Petit éléphant de guerre

La campagne de Pyrrhus en Italie du Sud, 280–275 av. J.-C.

Pyrrhus, roi d’Épire et cousin issu de germain d’Alexandre le Grand, vola au secours des cités grecques d’Italie du Sud menacées par Rome. Il vainquit deux fois les forces romaines — à Héraclée en 280 av. J.-C., puis à Asculum en 279 av. J.-C. Selon le recueil d’anecdotes de Plutarque, lorsqu’on le félicita pour sa victoire, Pyrrhus répondit : « Encore une victoire comme celle-ci, et nous sommes perdus » — ou, dans une autre version, « et il ne nous restera plus de soldats ».

Le roi comptait sans doute ses pertes non seulement en hommes, mais aussi en éléphants.

Les Grecs rencontrèrent pour la première fois les éléphants de guerre lors de la campagne perse d’Alexandre (340–330 av. J.-C.). Leur seule apparition était terrifiante — mais ils portaient aussi sur le dos des tours de bois d’où archers et lanciers frappaient l’ennemi. Peu à peu, les Grecs apprirent non seulement à leur résister, mais aussi à les utiliser eux-mêmes.

Tétradrachme séleucide, vers 296–281 av. J.-C.

Pyrrhus débarqua en Italie avec vingt éléphants. Sur ces vingt, il en perdit dix. Les Romains en capturèrent huit vivants et, après la victoire — unique mais décisive — remportée à Bénévent en 275 av. J.-C., ils firent défiler ces éléphants lors du triomphe du général victorieux Curius Dentatus à Rome.

Tiepolo : Le Triomphe de Curius Dentatus, v. 1725–29, Musée de l’Ermitage – « Primus Curius Dentatus in triumpho duxit elephantos » (« Curius Dentatus fut le premier à conduire des éléphants en triomphe », Sénèque, De la brièveté de la vie 8.13)

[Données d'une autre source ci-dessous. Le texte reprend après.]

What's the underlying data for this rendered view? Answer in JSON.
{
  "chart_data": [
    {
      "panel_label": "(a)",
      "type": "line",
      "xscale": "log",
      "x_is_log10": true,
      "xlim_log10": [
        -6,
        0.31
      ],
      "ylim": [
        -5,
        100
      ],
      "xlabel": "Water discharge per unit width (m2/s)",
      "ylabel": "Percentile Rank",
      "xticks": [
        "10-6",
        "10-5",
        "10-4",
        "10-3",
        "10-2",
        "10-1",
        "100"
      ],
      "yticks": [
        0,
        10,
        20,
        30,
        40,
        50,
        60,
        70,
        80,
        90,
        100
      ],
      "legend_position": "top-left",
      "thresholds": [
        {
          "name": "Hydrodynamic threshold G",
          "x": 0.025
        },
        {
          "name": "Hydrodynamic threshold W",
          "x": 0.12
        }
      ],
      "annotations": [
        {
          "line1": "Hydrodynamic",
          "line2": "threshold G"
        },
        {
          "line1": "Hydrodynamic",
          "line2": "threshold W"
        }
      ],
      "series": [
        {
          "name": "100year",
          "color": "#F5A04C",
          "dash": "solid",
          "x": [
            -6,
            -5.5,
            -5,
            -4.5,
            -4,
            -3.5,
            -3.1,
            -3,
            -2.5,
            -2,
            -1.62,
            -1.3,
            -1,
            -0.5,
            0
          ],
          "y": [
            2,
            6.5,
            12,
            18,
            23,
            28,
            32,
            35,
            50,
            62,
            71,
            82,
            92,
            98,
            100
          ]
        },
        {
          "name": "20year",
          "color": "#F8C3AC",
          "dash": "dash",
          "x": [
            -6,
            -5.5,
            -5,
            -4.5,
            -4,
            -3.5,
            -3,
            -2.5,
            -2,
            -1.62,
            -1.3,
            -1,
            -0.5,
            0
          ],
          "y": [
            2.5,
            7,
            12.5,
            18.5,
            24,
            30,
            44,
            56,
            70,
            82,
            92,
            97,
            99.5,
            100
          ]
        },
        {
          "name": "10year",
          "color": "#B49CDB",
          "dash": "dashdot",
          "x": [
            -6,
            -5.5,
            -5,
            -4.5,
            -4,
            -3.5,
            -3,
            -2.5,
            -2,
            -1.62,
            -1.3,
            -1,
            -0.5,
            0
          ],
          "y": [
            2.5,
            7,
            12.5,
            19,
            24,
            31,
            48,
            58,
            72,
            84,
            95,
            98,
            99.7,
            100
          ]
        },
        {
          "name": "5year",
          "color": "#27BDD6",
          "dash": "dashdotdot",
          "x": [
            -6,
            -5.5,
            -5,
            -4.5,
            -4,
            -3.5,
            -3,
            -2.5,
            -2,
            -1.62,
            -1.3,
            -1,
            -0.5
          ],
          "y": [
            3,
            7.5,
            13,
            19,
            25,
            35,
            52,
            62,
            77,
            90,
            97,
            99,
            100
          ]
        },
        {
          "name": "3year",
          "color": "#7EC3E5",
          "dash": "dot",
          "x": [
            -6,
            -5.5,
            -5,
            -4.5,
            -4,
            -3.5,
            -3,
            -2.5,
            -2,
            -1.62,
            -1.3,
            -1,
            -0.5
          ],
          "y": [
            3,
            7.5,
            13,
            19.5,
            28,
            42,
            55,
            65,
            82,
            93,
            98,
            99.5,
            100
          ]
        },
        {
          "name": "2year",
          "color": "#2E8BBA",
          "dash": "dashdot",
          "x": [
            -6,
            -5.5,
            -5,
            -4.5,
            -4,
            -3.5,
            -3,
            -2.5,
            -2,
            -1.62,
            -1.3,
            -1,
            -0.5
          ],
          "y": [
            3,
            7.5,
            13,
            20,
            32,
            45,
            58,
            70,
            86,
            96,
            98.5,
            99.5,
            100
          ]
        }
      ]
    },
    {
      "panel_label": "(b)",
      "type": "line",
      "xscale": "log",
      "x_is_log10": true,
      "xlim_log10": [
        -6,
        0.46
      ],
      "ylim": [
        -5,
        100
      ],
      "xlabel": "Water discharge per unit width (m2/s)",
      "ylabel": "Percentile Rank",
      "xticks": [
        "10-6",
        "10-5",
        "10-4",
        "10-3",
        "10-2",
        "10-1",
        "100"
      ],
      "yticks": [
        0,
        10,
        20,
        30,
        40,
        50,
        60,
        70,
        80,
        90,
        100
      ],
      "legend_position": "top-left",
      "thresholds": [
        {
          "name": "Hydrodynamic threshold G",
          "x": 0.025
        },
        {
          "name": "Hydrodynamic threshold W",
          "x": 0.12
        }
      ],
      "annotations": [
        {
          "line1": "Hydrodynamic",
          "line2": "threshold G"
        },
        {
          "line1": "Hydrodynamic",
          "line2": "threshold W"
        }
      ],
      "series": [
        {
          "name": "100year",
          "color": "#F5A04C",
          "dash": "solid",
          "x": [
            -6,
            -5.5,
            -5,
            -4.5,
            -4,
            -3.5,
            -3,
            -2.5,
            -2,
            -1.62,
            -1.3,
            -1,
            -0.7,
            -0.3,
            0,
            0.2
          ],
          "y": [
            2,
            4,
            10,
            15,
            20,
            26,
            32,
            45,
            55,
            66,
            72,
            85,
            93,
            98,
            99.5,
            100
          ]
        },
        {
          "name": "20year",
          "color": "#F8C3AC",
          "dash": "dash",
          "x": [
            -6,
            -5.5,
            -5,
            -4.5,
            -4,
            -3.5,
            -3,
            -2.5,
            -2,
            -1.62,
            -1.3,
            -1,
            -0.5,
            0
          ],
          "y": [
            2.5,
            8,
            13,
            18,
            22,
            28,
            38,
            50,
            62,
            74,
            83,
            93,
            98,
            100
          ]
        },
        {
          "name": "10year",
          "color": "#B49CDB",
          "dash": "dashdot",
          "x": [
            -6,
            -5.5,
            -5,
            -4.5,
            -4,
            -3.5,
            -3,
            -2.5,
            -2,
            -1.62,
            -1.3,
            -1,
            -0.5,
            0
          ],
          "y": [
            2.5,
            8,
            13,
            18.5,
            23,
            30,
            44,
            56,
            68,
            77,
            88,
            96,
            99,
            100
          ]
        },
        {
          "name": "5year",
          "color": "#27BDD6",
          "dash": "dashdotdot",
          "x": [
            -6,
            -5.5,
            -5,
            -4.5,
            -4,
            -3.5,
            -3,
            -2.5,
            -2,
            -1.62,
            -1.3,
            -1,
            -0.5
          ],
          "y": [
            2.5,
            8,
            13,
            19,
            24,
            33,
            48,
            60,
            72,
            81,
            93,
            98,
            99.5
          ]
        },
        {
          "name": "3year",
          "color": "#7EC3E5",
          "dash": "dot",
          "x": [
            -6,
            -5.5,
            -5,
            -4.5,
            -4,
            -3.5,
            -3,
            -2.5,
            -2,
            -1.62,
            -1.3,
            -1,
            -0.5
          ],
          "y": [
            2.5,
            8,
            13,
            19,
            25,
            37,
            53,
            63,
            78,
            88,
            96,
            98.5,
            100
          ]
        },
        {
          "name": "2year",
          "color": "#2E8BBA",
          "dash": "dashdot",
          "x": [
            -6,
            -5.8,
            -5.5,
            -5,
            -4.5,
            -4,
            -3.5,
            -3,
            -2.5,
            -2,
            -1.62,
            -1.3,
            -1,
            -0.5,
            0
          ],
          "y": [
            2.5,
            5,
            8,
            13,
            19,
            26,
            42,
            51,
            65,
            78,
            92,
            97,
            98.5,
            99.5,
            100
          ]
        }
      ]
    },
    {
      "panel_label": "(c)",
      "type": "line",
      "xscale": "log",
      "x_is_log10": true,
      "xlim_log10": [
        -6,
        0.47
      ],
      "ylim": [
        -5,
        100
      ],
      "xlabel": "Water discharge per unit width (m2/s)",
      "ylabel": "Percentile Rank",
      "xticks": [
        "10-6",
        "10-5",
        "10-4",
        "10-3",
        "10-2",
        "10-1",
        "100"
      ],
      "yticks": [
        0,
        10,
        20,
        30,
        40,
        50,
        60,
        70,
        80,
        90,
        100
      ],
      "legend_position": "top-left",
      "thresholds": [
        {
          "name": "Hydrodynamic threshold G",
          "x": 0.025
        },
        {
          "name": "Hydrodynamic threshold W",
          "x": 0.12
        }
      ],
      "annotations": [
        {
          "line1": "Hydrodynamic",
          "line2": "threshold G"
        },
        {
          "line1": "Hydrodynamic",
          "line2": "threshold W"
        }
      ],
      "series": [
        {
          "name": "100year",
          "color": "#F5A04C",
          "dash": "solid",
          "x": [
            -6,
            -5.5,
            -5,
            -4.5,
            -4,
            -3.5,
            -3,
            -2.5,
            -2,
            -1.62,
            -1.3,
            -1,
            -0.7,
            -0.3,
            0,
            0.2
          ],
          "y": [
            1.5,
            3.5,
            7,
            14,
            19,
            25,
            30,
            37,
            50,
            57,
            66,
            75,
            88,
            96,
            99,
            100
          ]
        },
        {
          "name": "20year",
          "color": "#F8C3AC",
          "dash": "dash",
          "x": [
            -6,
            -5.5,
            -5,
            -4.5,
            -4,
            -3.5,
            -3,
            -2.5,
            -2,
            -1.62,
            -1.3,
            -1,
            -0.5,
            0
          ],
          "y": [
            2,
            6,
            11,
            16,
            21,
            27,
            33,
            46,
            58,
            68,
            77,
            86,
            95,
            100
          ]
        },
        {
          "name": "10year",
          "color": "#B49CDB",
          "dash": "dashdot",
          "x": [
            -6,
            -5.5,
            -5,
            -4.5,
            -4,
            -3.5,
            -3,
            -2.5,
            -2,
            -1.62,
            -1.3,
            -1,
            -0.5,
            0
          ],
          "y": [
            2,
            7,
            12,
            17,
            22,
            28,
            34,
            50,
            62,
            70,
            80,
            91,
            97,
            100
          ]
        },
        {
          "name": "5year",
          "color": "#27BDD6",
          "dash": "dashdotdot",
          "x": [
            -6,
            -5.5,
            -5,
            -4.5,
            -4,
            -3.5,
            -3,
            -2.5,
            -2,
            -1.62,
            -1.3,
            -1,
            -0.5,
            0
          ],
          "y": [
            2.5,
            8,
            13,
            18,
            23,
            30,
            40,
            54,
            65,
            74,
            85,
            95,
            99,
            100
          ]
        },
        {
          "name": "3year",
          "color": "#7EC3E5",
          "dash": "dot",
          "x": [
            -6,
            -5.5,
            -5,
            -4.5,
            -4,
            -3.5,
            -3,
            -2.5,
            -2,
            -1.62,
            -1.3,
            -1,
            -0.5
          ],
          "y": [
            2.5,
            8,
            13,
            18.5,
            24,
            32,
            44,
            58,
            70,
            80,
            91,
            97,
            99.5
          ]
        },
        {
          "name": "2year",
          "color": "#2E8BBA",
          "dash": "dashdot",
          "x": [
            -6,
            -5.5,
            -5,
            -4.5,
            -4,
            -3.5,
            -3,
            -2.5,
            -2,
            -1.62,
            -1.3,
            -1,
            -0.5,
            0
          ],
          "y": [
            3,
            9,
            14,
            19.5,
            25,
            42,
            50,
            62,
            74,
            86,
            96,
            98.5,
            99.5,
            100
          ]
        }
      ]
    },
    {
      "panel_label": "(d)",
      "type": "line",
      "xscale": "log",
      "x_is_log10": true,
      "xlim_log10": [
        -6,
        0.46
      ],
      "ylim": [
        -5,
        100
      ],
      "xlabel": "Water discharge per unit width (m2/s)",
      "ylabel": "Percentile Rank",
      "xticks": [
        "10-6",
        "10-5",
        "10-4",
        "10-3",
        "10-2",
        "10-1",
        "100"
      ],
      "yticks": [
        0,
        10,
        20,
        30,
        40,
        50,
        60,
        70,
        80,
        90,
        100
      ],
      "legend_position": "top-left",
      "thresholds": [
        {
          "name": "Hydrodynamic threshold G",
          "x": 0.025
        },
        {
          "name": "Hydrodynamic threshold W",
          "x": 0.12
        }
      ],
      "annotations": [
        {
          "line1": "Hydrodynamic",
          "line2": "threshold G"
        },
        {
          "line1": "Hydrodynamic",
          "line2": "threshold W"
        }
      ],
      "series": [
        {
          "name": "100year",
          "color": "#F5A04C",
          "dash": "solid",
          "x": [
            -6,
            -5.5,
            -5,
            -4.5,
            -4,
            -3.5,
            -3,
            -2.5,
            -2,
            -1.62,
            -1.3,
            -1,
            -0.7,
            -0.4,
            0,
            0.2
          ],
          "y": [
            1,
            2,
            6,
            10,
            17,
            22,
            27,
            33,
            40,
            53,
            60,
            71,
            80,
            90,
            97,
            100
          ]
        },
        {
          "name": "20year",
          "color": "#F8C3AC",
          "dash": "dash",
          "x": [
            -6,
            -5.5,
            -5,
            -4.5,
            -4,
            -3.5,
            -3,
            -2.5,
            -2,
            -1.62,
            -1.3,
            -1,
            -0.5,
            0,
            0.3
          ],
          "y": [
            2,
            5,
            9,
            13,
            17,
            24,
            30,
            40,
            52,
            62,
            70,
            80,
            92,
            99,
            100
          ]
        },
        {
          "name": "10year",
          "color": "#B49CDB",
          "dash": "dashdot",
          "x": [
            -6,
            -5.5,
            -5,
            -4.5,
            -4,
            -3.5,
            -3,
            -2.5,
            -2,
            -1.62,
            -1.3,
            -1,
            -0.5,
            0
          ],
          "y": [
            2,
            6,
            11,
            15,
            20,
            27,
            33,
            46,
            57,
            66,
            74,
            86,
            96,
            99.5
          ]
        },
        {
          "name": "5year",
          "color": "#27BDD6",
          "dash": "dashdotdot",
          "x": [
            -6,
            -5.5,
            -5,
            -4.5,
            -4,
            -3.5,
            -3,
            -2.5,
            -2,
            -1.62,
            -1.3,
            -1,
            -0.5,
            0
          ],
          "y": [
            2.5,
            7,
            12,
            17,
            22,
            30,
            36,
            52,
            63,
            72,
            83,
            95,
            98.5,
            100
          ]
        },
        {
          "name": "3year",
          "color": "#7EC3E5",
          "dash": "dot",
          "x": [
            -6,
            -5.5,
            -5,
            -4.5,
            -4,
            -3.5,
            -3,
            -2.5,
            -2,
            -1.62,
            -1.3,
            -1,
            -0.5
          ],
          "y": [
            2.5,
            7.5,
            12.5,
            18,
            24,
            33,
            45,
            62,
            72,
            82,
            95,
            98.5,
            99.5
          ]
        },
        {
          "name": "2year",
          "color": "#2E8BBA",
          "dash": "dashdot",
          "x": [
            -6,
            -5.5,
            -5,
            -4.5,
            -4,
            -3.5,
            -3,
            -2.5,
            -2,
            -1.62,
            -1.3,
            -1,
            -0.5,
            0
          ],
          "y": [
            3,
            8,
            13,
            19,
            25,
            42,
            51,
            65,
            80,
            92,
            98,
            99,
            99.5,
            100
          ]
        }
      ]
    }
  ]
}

La vue de ces créatures étranges, jamais aperçues auparavant à Rome, dut provoquer une véritable sensation — non seulement pendant le triomphe lui-même, mais déjà dans les semaines précédentes, lorsque l’armée victorieuse, comme l’exigeait la coutume, attendait hors des murs sur le Champ de Mars — alors encore inhabité, aujourd’hui cœur de la Rome de la Renaissance — jusqu’à ce que le Sénat autorise la procession.

Un témoignage en subsiste dans une coupe étrusque découverte à Capena, aujourd’hui conservée au Musée national étrusque de la Villa Giulia à Rome. Elle fut presque certainement vendue ou distribuée comme souvenir du triomphe, à l’instar de deux coupes similaires retrouvées à Nursie et à Aléria, en Corse.

Sur la coupe, on voit l’un des éléphants capturés en équipement de combat complet, portant sur son dos un mahout et une tour de bois avec deux soldats — probablement représenté pendant la procession triomphale, ou lors de ses préparatifs.

Et, détail encore plus étonnant, l’éléphant est accompagné d’un petit. Il ne s’agit clairement pas d’une créature imaginaire — un geste révélateur, peint d’après nature, en témoigne : le petit s’agrippe de sa trompe à la queue ou à la patte de sa mère.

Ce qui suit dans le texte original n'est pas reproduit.